Rating: * * *
Verdict: Floyd covers album has its ups (up ..up ... ) and downs (down ... down ... ).
So no points for originality then. Even covering Pink Floyd's 45 million-selling 1973 behemoth concept album track by track has been done before - this one follows a bluegrass Dark Side of the Moonshine, a reggae Dub Side of the Moon, a string quartet take, a vocal-only and various other recorded and live tributes.
But this one manages to navigate a fine line between reverence and artful vandalism, springing from the band - America's greatest psychedelic poprock institution - asking its fans to vote on which Floyd album they should cover, playing it live on New Year's Eve in their hometown, Oklahoma City.
On this digital-only release, they had some help, its full title being The Flaming Lips and Stardeath and White Dwarfs with Henry Rollins and Peaches Doing the Dark Side of the Moon.
Rollins takes care of the spoken segues while Peaches is on freeform wailing duties on The Great Gig in the Sky, her vocals adding the words "air raid" to the siren song that was the original.

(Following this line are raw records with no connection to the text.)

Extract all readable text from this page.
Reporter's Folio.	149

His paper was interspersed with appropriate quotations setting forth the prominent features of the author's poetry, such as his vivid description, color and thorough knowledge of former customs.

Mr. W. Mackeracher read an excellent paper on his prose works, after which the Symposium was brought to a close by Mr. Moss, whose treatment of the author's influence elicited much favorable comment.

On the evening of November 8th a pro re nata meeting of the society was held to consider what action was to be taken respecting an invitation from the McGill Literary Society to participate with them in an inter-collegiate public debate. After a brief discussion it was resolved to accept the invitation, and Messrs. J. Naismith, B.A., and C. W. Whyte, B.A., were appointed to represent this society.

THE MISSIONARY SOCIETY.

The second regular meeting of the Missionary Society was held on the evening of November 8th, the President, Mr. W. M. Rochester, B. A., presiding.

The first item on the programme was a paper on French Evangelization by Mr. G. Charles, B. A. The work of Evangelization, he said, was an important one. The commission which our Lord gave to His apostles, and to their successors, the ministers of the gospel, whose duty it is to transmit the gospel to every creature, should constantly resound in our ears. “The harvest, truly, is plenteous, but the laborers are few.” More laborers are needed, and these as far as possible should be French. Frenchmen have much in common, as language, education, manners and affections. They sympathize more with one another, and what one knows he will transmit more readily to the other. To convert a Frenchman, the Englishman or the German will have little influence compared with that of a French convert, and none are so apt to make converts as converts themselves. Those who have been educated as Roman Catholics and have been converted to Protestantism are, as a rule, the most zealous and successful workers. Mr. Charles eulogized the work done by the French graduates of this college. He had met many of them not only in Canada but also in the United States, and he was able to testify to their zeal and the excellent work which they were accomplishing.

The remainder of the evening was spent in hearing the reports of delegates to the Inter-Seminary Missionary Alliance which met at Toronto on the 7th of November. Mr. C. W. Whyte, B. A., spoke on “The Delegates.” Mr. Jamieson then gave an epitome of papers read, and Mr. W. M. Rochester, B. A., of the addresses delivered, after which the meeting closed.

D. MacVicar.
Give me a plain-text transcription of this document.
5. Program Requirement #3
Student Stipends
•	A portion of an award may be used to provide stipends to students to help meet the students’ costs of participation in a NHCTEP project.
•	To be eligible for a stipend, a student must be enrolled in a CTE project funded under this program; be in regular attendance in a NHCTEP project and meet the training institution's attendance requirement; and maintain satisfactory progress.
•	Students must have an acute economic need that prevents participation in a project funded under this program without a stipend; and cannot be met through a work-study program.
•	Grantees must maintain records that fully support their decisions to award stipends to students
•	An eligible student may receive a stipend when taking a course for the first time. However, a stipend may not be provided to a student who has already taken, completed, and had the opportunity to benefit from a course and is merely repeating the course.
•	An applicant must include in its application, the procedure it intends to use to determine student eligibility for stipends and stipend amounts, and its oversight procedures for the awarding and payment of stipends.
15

Likewise, the rest of this album is about stripping out the finesse of Floyd's audio landmark and seeing the songs thrive or wither under the Lips' fuzz-freaked approach.
Which means Money long overstays its welcome with its slow squelchy electropop with vocoder vocals. But the noisy attacks on the likes of Breathe and Eclipse and the fragile take on Us and Them make this sound like it could have been a Flaming Lips album in a former life and quite a good one.